Plaque unveiled to Clash frontman and west London boy Joe Strummer

'He would be flattered, but probably play it down and have some funny quip about it'

Monday, 12th December 2016 — By Alina Polianskaya

p3_Strummer_Gaby Salter, Murad Qureshi, Crispin Chetwynd and Robert Gordon McHarg

Gaby Salter, Murad Qureshi, Crispin Chetwynd and Robert Gordon McHarg with the plaque to musician and wordsmith Strummer, below (PHOTO: JKATAJAM FROM FI)

p3_Joe Strummer_credit jkatajam from fi

FRIENDS and family of Joe Strummer unveiled a plaque outside one of his former squats, fixing an unlikely corner of north Westminster as an “integral part of the birth of punk rock”.

The Clash frontman was described as “warm”, “witty” and a “creative” artist at the event outside the building in Daventry Street, Lisson Grove.

The building – where he lived during the height of his fame – is currently run by the Seymour Housing Co-operative, ensuring genuinely affordable rents for people on low or uncertain ­incomes. Strummer’s former wife, Lucinda, said: “I just think Joe would be overwhelmed to have this recognised, and just so happy that the spirit of squatting is still alive. What was his squat is now a co-operative which has enabled people to live in this area, to be supported and to contribute to a community, which otherwise they wouldn’t have been able to do, as house prices are just ridiculous.”

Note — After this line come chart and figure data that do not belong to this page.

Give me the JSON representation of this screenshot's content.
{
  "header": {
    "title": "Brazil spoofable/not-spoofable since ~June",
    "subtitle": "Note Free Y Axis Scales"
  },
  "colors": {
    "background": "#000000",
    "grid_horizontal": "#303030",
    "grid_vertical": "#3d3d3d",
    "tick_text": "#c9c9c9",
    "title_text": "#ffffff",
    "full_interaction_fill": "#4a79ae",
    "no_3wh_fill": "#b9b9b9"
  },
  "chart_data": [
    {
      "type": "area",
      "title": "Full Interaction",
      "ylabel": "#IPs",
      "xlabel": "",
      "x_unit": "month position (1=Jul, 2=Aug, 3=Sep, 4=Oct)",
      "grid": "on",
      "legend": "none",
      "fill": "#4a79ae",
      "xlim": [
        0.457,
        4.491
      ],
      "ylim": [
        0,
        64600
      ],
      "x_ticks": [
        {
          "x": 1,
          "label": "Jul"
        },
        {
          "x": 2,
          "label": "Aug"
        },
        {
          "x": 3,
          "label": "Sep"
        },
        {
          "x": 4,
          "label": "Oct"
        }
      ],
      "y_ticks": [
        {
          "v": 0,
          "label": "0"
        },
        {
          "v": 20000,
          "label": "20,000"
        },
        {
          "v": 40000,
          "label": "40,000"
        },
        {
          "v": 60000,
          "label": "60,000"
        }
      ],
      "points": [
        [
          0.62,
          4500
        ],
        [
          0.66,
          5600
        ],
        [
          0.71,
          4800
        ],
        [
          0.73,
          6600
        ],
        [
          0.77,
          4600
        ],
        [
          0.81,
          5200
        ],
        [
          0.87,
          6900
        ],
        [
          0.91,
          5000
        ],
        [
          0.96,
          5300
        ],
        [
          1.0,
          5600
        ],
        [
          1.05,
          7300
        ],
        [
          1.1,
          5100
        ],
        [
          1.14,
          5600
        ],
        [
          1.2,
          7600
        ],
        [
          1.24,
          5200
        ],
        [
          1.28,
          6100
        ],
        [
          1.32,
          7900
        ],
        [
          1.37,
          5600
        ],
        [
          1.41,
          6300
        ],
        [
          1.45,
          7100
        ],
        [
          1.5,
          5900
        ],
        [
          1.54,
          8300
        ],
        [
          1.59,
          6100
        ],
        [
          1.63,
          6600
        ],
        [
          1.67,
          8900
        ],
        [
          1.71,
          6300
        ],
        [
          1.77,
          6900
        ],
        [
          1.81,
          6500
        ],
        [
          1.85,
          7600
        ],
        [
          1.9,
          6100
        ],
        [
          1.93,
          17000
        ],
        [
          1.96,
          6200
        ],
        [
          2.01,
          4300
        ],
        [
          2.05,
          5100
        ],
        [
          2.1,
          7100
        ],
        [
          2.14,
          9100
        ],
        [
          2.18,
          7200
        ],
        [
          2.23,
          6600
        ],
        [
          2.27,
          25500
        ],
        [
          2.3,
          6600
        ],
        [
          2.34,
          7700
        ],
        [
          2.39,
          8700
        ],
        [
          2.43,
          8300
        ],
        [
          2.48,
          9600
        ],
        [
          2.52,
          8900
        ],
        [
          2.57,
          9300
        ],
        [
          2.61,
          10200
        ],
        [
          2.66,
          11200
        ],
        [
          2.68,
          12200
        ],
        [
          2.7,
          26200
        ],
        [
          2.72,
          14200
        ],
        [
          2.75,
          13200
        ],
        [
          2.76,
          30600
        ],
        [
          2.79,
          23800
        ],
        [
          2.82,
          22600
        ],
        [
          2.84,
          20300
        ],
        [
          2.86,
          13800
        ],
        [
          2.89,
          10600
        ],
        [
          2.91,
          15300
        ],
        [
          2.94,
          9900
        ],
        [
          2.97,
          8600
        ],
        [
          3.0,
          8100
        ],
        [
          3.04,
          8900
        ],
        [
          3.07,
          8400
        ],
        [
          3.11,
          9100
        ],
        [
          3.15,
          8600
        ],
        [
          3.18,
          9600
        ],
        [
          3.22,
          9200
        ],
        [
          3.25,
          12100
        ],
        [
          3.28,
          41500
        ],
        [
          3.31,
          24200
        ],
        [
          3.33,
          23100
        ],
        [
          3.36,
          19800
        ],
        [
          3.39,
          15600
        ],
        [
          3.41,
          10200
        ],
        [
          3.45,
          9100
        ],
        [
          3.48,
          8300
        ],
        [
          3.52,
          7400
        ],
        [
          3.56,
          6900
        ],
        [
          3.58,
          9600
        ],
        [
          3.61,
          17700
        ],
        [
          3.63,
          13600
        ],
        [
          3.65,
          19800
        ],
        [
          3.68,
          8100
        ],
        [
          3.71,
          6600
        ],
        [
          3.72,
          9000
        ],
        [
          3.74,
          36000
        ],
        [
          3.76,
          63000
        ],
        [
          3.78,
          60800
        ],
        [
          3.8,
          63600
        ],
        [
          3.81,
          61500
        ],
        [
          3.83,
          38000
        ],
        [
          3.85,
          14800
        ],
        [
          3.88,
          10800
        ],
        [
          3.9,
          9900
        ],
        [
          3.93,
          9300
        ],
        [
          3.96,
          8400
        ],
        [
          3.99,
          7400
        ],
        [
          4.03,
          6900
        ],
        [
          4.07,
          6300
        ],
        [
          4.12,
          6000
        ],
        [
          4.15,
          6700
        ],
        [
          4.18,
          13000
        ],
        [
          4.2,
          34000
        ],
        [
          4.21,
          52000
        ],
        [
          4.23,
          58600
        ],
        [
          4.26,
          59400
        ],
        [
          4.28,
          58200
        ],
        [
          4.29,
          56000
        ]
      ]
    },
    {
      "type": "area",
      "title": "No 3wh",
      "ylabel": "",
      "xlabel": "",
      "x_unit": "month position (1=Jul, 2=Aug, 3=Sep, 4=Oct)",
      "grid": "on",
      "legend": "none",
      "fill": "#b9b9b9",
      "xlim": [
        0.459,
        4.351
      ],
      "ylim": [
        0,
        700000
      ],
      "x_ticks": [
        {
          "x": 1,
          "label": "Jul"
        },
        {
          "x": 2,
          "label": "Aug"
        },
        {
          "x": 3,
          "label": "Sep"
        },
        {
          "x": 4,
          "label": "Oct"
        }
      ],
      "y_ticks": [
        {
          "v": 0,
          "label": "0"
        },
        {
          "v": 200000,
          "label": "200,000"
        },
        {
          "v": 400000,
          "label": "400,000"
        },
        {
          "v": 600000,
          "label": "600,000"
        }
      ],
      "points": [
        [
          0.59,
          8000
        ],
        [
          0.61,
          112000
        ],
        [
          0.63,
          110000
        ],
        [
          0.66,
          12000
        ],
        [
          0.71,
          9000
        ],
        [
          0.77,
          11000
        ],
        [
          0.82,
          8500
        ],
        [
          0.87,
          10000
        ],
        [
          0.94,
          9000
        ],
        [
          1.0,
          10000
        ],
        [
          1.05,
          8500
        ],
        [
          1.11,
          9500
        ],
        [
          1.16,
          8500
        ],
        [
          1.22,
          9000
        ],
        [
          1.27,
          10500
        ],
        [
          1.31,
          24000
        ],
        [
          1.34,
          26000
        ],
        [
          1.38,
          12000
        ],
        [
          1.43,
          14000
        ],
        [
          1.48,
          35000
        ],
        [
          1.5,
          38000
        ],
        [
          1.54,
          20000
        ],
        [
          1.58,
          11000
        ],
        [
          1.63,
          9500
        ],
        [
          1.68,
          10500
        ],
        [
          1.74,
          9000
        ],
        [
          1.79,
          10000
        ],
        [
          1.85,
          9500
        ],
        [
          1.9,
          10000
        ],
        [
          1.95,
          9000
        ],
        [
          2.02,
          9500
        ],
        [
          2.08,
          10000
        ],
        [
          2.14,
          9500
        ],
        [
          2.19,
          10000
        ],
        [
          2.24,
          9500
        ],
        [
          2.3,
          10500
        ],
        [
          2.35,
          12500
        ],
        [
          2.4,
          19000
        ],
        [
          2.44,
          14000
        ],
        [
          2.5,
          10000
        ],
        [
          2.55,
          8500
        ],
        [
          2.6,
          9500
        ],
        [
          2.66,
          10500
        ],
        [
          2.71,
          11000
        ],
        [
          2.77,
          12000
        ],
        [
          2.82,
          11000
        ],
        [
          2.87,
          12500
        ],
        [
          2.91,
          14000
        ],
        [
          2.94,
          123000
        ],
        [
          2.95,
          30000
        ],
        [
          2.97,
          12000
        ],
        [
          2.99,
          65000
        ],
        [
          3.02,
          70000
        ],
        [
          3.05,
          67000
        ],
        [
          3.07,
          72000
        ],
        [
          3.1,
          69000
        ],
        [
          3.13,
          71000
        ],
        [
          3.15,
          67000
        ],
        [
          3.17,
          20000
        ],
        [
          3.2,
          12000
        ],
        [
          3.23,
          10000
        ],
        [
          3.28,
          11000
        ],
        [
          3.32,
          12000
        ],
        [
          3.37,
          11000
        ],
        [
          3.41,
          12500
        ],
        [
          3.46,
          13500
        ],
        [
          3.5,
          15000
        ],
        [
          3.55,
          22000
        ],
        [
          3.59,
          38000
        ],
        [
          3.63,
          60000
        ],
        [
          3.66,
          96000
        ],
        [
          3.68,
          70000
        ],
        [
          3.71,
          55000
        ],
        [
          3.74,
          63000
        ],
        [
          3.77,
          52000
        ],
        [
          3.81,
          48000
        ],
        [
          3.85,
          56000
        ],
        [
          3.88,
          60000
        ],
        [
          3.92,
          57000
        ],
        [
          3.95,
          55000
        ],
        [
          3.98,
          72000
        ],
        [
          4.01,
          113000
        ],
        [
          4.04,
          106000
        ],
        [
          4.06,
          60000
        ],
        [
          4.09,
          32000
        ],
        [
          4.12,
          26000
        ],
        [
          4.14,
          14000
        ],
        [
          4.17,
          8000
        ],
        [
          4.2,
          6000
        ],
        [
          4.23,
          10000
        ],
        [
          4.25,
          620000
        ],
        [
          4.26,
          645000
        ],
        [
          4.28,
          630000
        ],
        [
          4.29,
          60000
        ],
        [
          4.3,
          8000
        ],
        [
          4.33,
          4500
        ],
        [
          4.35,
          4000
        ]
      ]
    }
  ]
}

She added: “He would be so happy that it is a co-op. I think it is so important as prices go so high that everyone creative moves out and you just lose the heart and soul of the city. “

The co-op funded the plaque, at the centre of an area that has a little-known but important musical history.

Friend and fellow musician Gaz Mayall said: “He would be flattered, but probably play it down and have some funny quip about it… but he would be appreciative of it. He was a brilliant person… so down to earth, amusing, witty, creative.”

Mr Mayall, who runs a nightclub, added: “It is nice that they have acknowledged the place that he squatted at the height of The Clash’s fame. They were selling out stadiums all around the world and yet he was still living in a squat here. He always was a west London boy and it all happened around here. This is an integral part of the birth of punk rock, this whole tiny area around here. Half of the Sex Pistols lived in Bell Street, Joe lived here, Malcolm McLaren had his offices just around the corner. It wasn’t just about King’s Road, it was a lot about west London really.”

Others in attendance included his former partner Gaby who was with Joe when they lived in Daventry Street, the new night czar Amy Lamé, and former Assembly Member Murad Qureshi, who also lives in the co-op.

Mr Qureshi said: “We know The Slits were formed along Daventry Street, when Malcolm McLaren was managing the Sex Pistols he was doing it from Bell Street. There are people here who know all this but it has not been put in the folklore of London and I think it is important to do it.”

Strummer’s biographer Chris Saleweicz said: “I thought this was a really moving event. It reminds me of the spirit you would always have around Joe, at his house. There would always be a similar group of people, and a fabulous energy… low key, but slightly profound, and that’s what this was.”